Amazon.com Widgets

As featured on p. 218 of "Bloggers on the Bus," under the name "a MyDD blogger."

Saturday, September 20, 2008

WOW - Obama Had Better Step In

The gory details of the Treasury Department's plan to bail out the banks is now up:

But here's all you need to know. Hank Paulson is asking for $700,000,000,000. That's $2,333 from every man, woman, and child in the United States.

In exchange for that money, Paulson is unwilling to accept any demands to make markets more transparent, limit executive compensation, or assist homeowners fighting foreclosure. The sole purpose of that $700,000,000,000 is to bail out Wall Street and only Wall Street, but not to fix it, or our larger economy.

He is asking to be absolutely unbound by any law when he spends that money.

Decisions by the Secretary pursuant to the authority of this Act are non-reviewable and committed to agency discretion, and may not be reviewed by any court of law or any administrative agency.

The only "string" attached is a semi-annual Congressional report--one in which they would have zero leverage to influence his choices.


We are talking about near-dictatorial powers for President Paulson to spend $700 billion in taxpayer money, almost entirely at his discretion. Does Congress exist?

Once again, like with the FISA bill, there's only one man in America who can stop this immediately, and if he doesn't, he'll be a caretaker President:

It is the defining moment in Obama's presidency and he hasn't even won the election. The US Congress is poised to give Hank Paulson, a Bush appointee, 700 billion dollars and dictatorial powers free from judicial review or any constraints, to bail out the banking sector. Ordinary citizens, having gone bankrupt, lose their houses. Banks, having gone bankrupt, will be bailed out, and the same people who caused them to go bankrupt will be left in control of them, so they can run them into the ground yet again.

If Obama does not tell Reid and Pelosi to stop this bill, he will be reduced not just to clean-up duty for the Bush administration, which was always going to part of his job, but he will do that cleanup on Bush's and Paulson's terms. If Obama would prefer that ordinary Americans should also get some help, too bad. If Obama would prefer that bank CEOs who ran their companies into the ground should lose their jobs, too bad. If Obama thinks that reforming the financial system is necessary as a condition of bailing it out, too bad.

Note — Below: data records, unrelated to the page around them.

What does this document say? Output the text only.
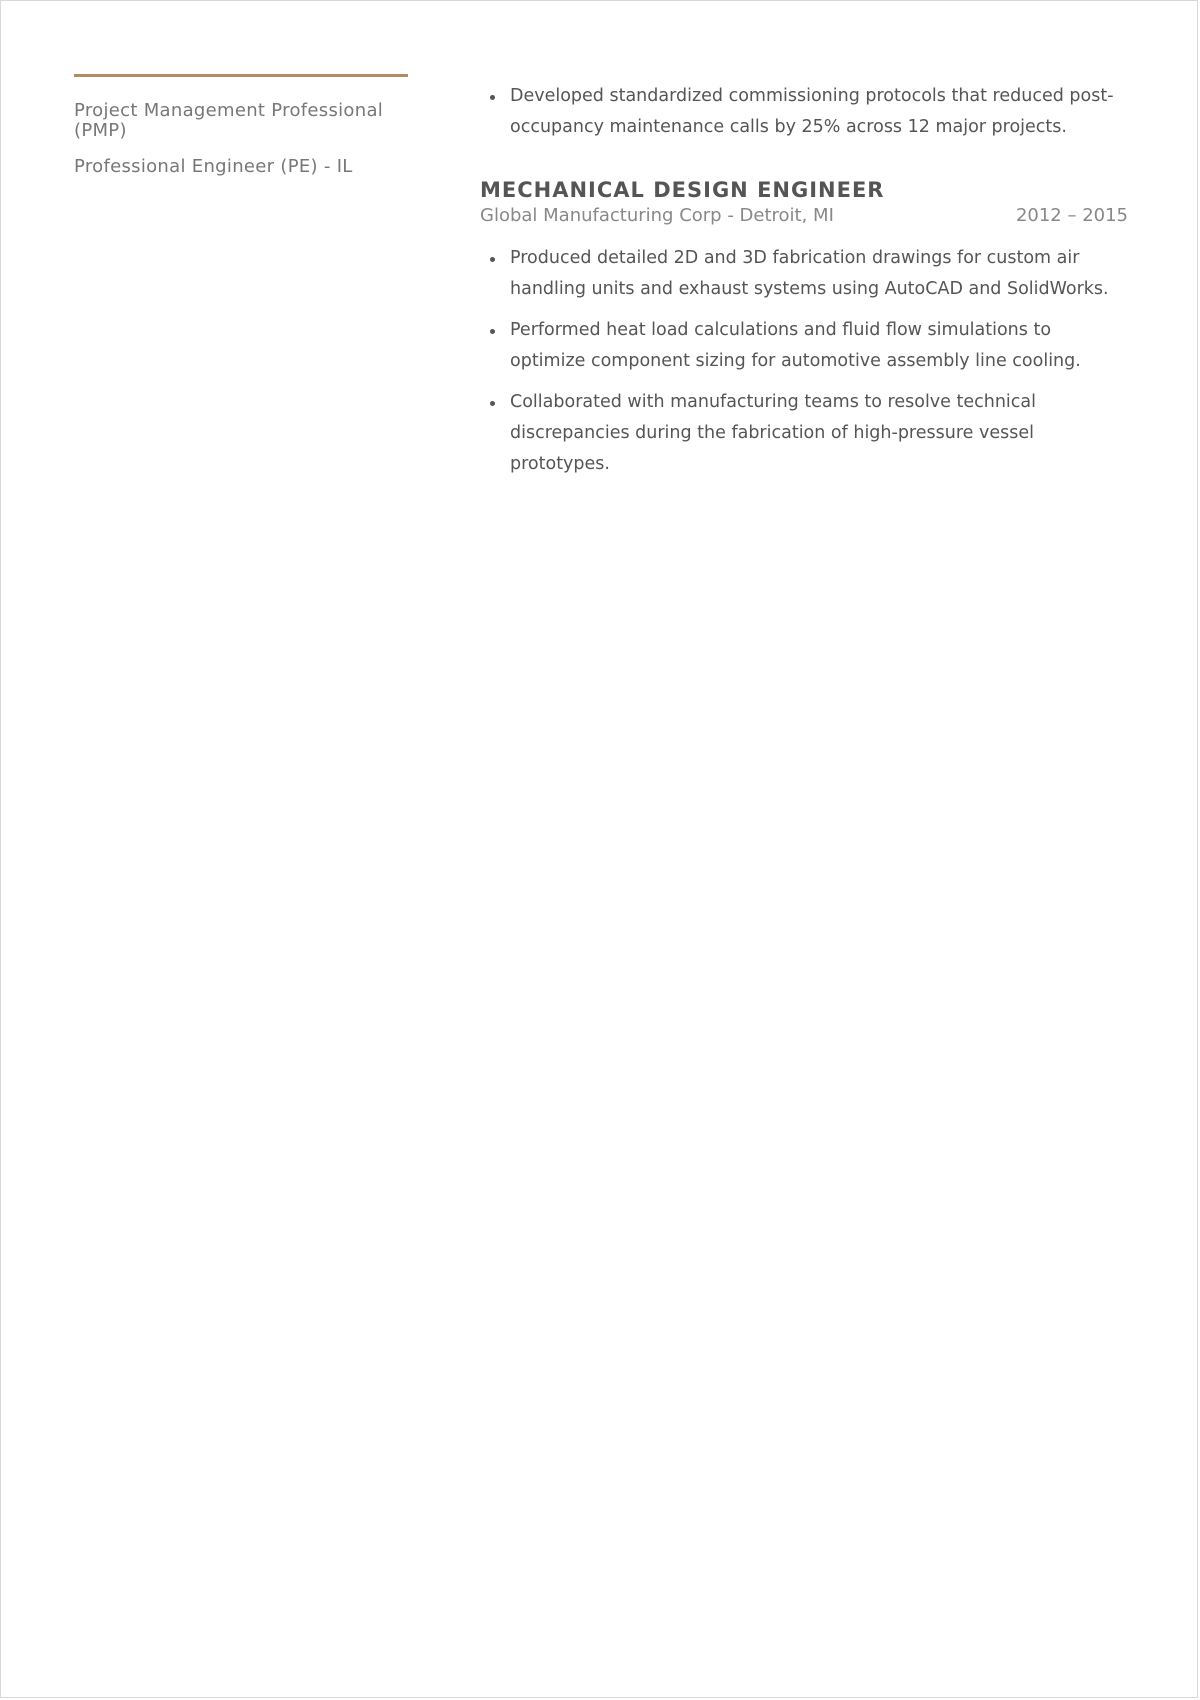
Project Management Professional (PMP)
Professional Engineer (PE) - IL
Developed standardized commissioning protocols that reduced post-occupancy maintenance calls by 25% across 12 major projects.
MECHANICAL DESIGN ENGINEER
Global Manufacturing Corp - Detroit, MI	2012 – 2015
Produced detailed 2D and 3D fabrication drawings for custom air handling units and exhaust systems using AutoCAD and SolidWorks.
Performed heat load calculations and fluid flow simulations to optimize component sizing for automotive assembly line cooling.
Collaborated with manufacturing teams to resolve technical discrepancies during the fabrication of high-pressure vessel prototypes.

It's clear there needs to be some manner of intervention in the markets, mainly because the investment firms will stamp their little feet and refuse to lend money to each other if there isn't. But that must come at a cost - with a reward for the ordinary folks who are going to be hurt by seeing the Treasury drained and the money given to bad actors. There has to be some manner of balance here. People are going to get hurt and need some cover. Thus far Obama has talked about a need for bipartisanship. He needs to know that Bush and Paulson are completely uninterested in that, and if he doesn't speak up he'll get played and spend his first term hogtied by Bush.

Dean Baker has some good thoughts on how to do this responsibly. Key grafs:

1) Every effort should be made to ensure that the financial institutions bear absolutely as much of the cost of these bailouts as possible, thereby minimizing the cost to the taxpayer. This is important not just to protect taxpayers. The managers who got their institutions and the country into this housing and financial crisis exercised extremely bad judgment. They should be forced to face the consequences of their actions. Similarly, the shareholders who benefited on the upside of the housing bubble should be forced to experience the downside that resulted from risky investment strategies.

Without details of the plan, it is difficult to say how best to accomplish this task, but one obvious way is to have an equity stake be the price of admission to the auction system. For example, any company could be forced to sell itself to the government in proportion to the assets it puts up at auction. For example, if the government buys $10 billion of its junk-rated mortgage backed securities, then it gets an equity stake in the company of $2 billion. This would also get around the issue of having foreign financial institutions get into the mix. If UBS or other foreign banks want to sell themselves to the U.S. government, they can be given that option.


We need some outrage whipped up this weekend.